Some kids are just assertive. And that's the nicest way to put it. These kids will test you, exhaust you, and then require more when you finally give in to their original demands. In all honesty, these kids are my favorites. They can be unreasonable and meltdown suddenly. I am grateful that I am lucky enough to have two of them in our house. And by “lucky,” I mean kicked in the butt by karma because I was exactly the same way as a child. These kids will become future lawyers, lobbyists, CEOs, department heads, and entrepreneurs. They will convince the masses to bend to their will for good or evil depending on how they feel that day. Try to see this personality trait as a gift that needs a little tinkering. Give your assertive kiddos some authority and responsibility making sure to praise them for a job well done. Evyn at four can easily best me in a battle of wits, and I used to put my foot down and set off a tantrum of epic proportions. Now, instead of picking out her clothes or shoes and dealing with the aftermath, I lay out two or three outfits on the bed and tell her she can wear whichever one she wants. Sometimes she leaves the house looking like a motley sideshow, but she feels like she was in charge.

  1. Is your youngster trying to express something else?

Sometimes a battle is the result of what I like to call the Unholy Trinity: hungry, tired, and needs a potty break (I once saw a bumper sticker on the back of a work truck that said “Outta my way, I gotta poop!” the sentiment is well expressed here). Maybe your youngster does a great job of listening and compromising until they enter a state of discomfort. Offer a snack or a sip of juice while you two talk it out. My girls will deny that they are tired, and then refuse to lie down for a nap until they nod their little heads and fall asleep sitting up. My go to is “come sit by me” while I do something boring like read or write . . . next thing you know, I have a drooling, snoring, little head on my lap and two hours of being trapped under it. I call that a win, nonetheless.

  1. Are you approaching the situation with a clear head?

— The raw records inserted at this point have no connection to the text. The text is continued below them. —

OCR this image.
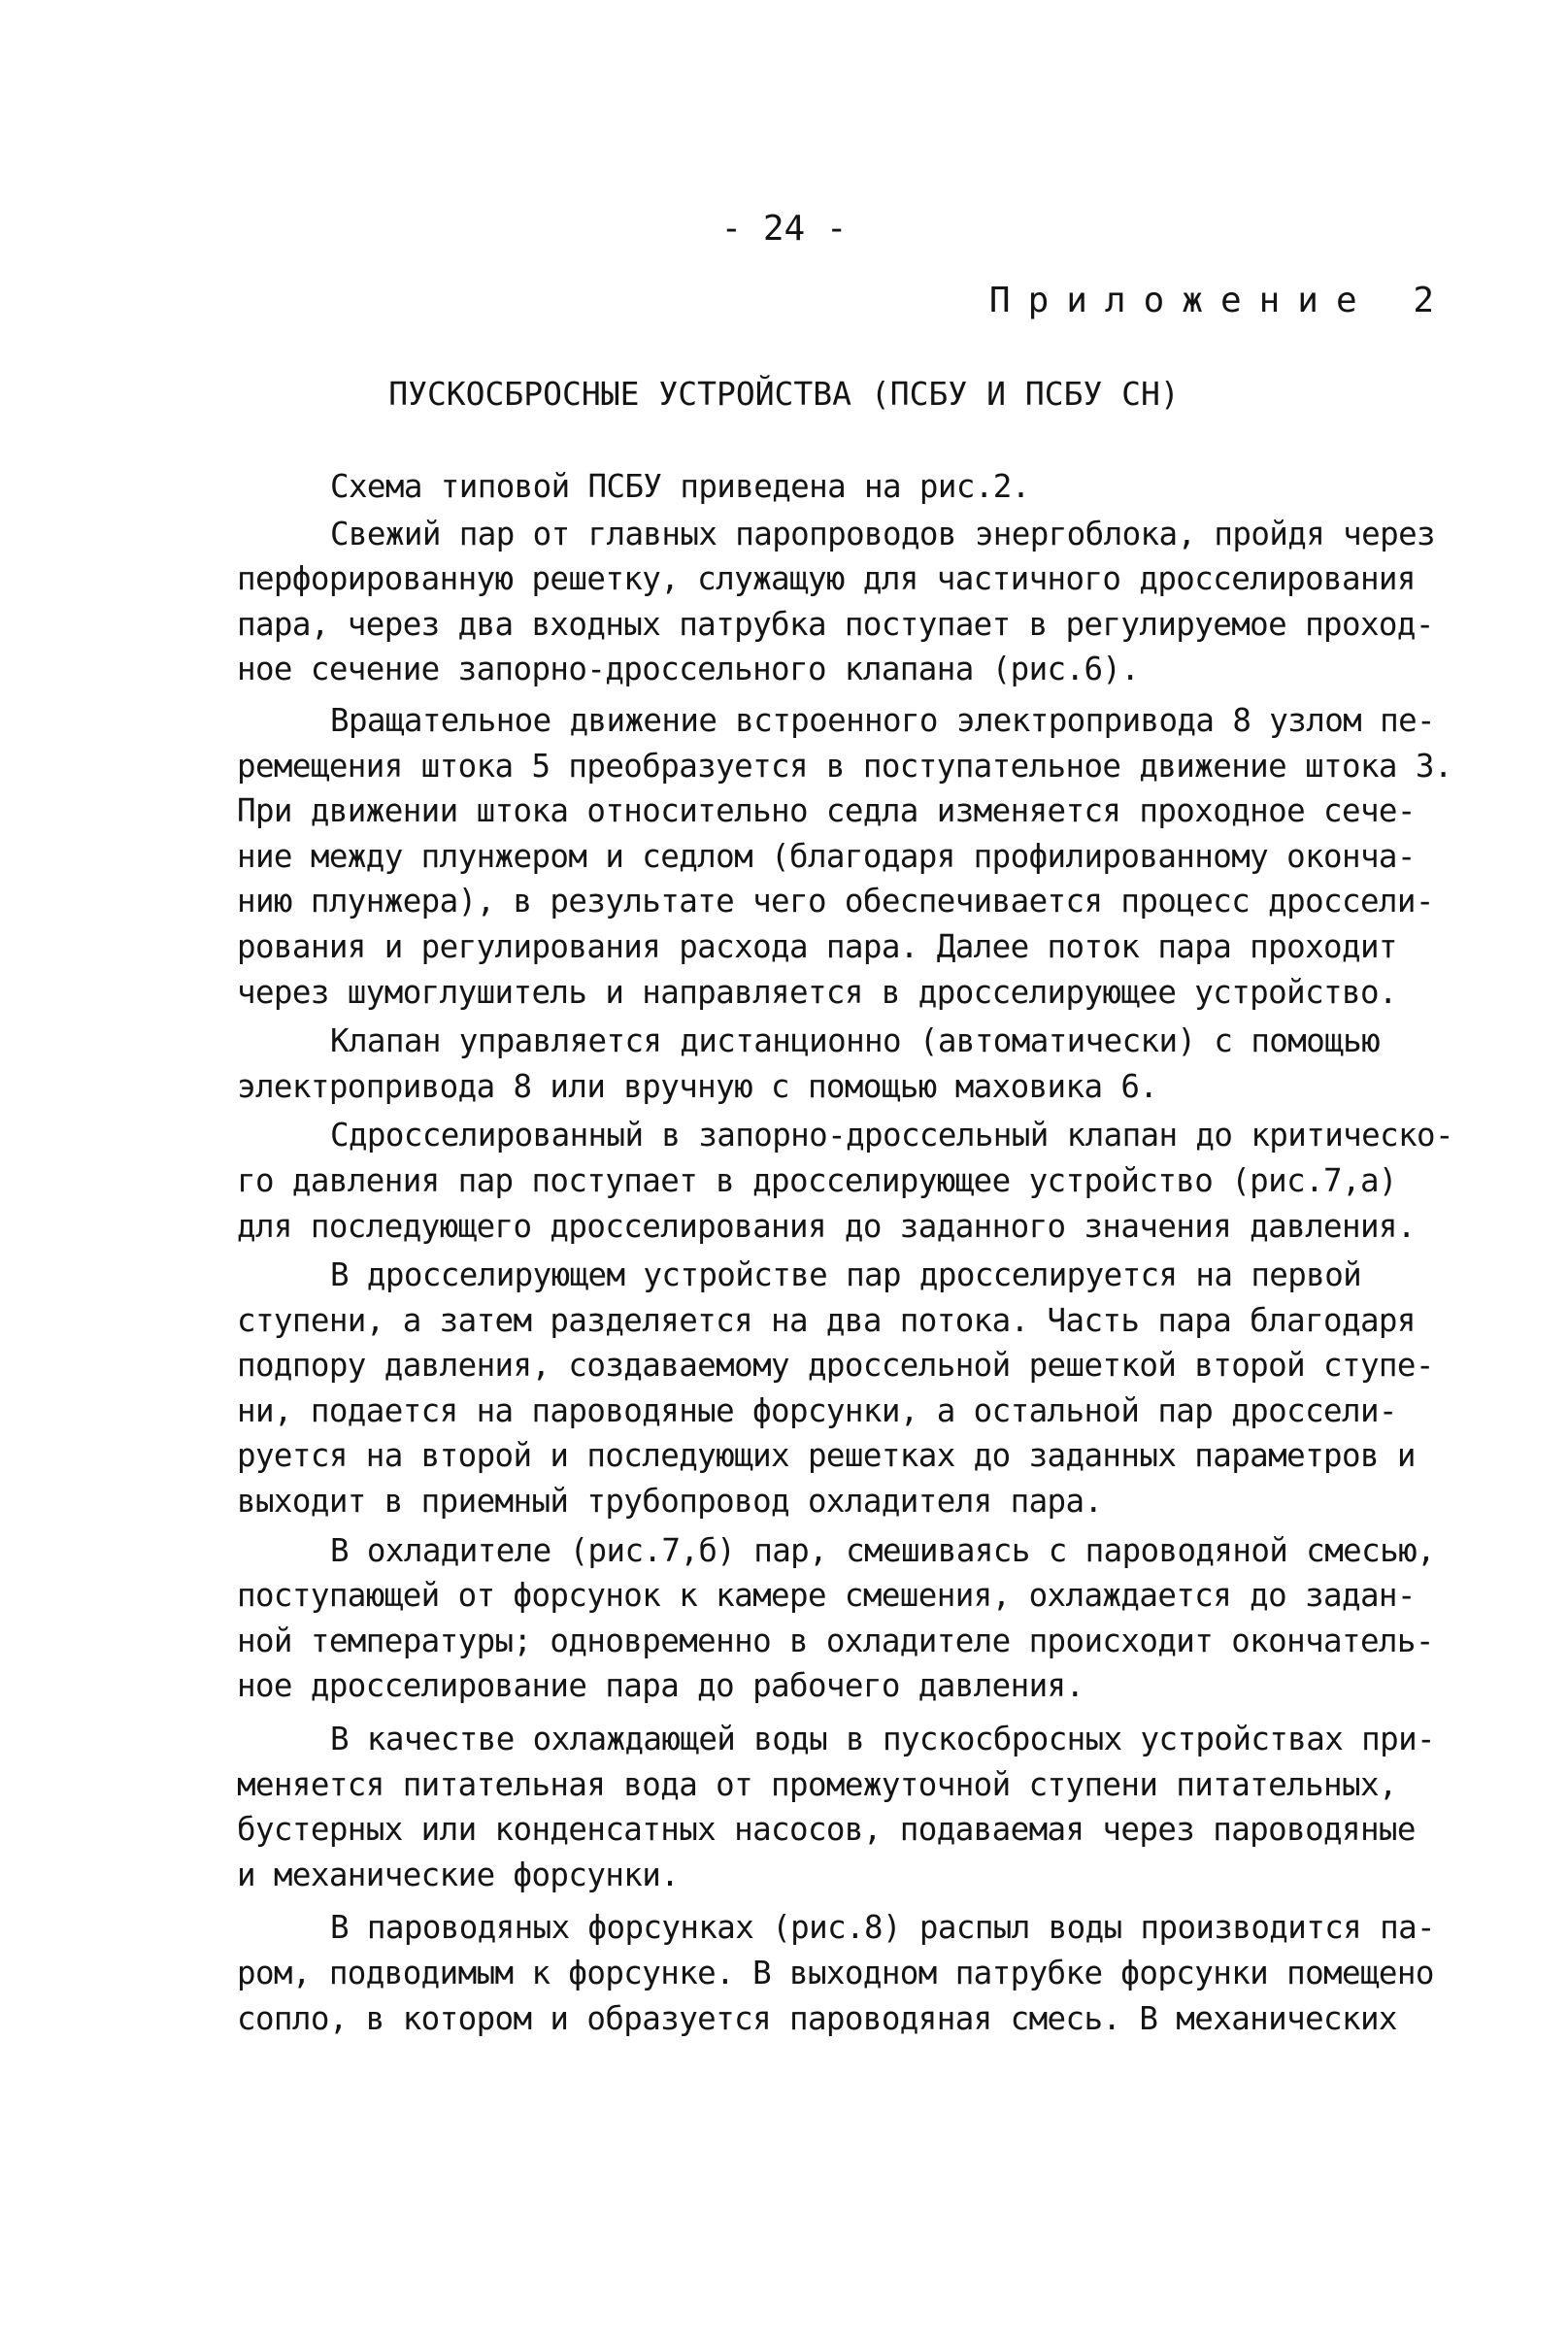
- 24 -
Приложение 2
ПУСКОСБРОСНЫЕ УСТРОЙСТВА (ПСБУ И ПСБУ СН)
Схема типовой ПСБУ приведена на рис.2.
Свежий пар от главных паропроводов энергоблока, пройдя через
перфорированную решетку, служащую для частичного дросселирования
пара, через два входных патрубка поступает в регулируемое проход-
ное сечение запорно-дроссельного клапана (рис.6).
Вращательное движение встроенного электропривода 8 узлом пе-
ремещения штока 5 преобразуется в поступательное движение штока 3.
При движении штока относительно седла изменяется проходное сече-
ние между плунжером и седлом (благодаря профилированному оконча-
нию плунжера), в результате чего обеспечивается процесс дроссели-
рования и регулирования расхода пара. Далее поток пара проходит
через шумоглушитель и направляется в дросселирующее устройство.
Клапан управляется дистанционно (автоматически) с помощью
электропривода 8 или вручную с помощью маховика 6.
Сдросселированный в запорно-дроссельный клапан до критическо-
го давления пар поступает в дросселирующее устройство (рис.7,а)
для последующего дросселирования до заданного значения давления.
В дросселирующем устройстве пар дросселируется на первой
ступени, а затем разделяется на два потока. Часть пара благодаря
подпору давления, создаваемому дроссельной решеткой второй ступе-
ни, подается на пароводяные форсунки, а остальной пар дроссели-
руется на второй и последующих решетках до заданных параметров и
выходит в приемный трубопровод охладителя пара.
В охладителе (рис.7,б) пар, смешиваясь с пароводяной смесью,
поступающей от форсунок к камере смешения, охлаждается до задан-
ной температуры; одновременно в охладителе происходит окончатель-
ное дросселирование пара до рабочего давления.
В качестве охлаждающей воды в пускосбросных устройствах при-
меняется питательная вода от промежуточной ступени питательных,
бустерных или конденсатных насосов, подаваемая через пароводяные
и механические форсунки.
В пароводяных форсунках (рис.8) распыл воды производится па-
ром, подводимым к форсунке. В выходном патрубке форсунки помещено
сопло, в котором и образуется пароводяная смесь. В механических
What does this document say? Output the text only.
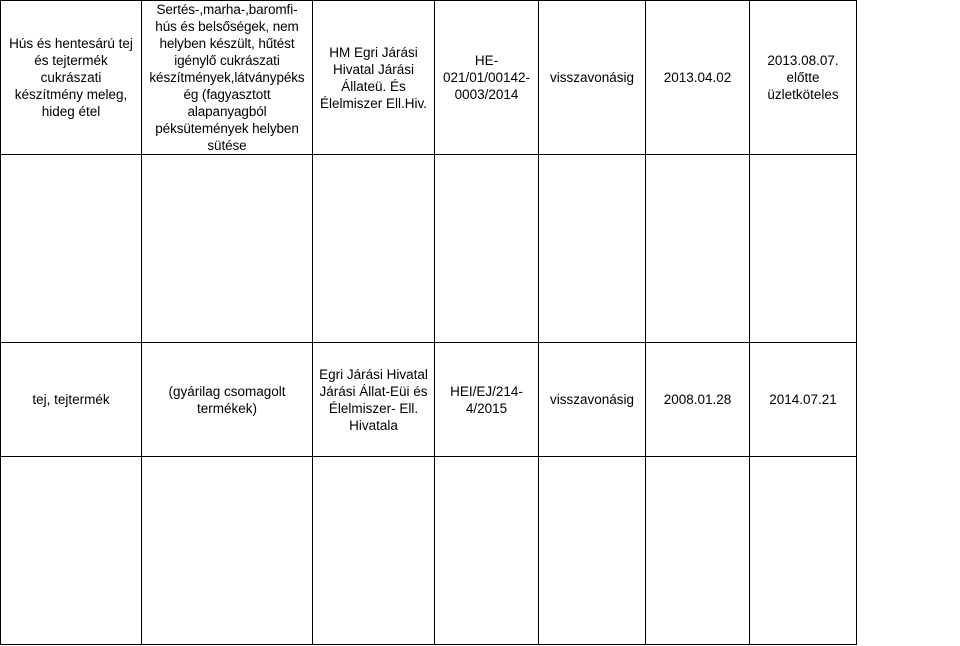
Hús és hentesárú tej és tejtermék cukrászati készítmény meleg, hideg étel	Sertés-,marha-,baromfi-hús és belsőségek, nem helyben készült, hűtést igénylő cukrászati készítmények,látványpéks ég (fagyasztott alapanyagból péksütemények helyben sütése	HM Egri Járási Hivatal Járási Állateü. És Élelmiszer Ell.Hiv.	HE-021/01/00142-0003/2014	visszavonásig	2013.04.02	2013.08.07. előtte üzletköteles

tej, tejtermék	(gyárilag csomagolt termékek)	Egri Járási Hivatal Járási Állat-Eüi és Élelmiszer- Ell. Hivatala	HEI/EJ/214-4/2015	visszavonásig	2008.01.28	2014.07.21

Because our young ones see our behavior as the basis for their own, use potential battles to demonstrate how they should react to frustration, disagreement, or especially how to assert themselves in conflict.  First, give your kids the chance to make the right decision. Say “I know you like to eat ice cream for breakfast, but do you remember how bad your tummy hurt last time? Maybe we should eat something else instead, what do you think?” Second, find a compromise. Offer a deal such as a single spoonful of ice cream followed by a bowl of cereal instead of an ice cream sundae for breakfast. But know your limits. If you know that you are especially testy at the end of a long work week and your little one is demanding to stay up an extra thirty minutes to watch the end of The Little Mermaid, maybe let that one go.

Generally, if the answer is “no” to all of the questions above, it may just be one of those things you chalk up to maintaining your sanity, and just breathe through it and let it go. Remember, the apple doesn't fall far from the tree, and what child doesn't appreciate a win now and then?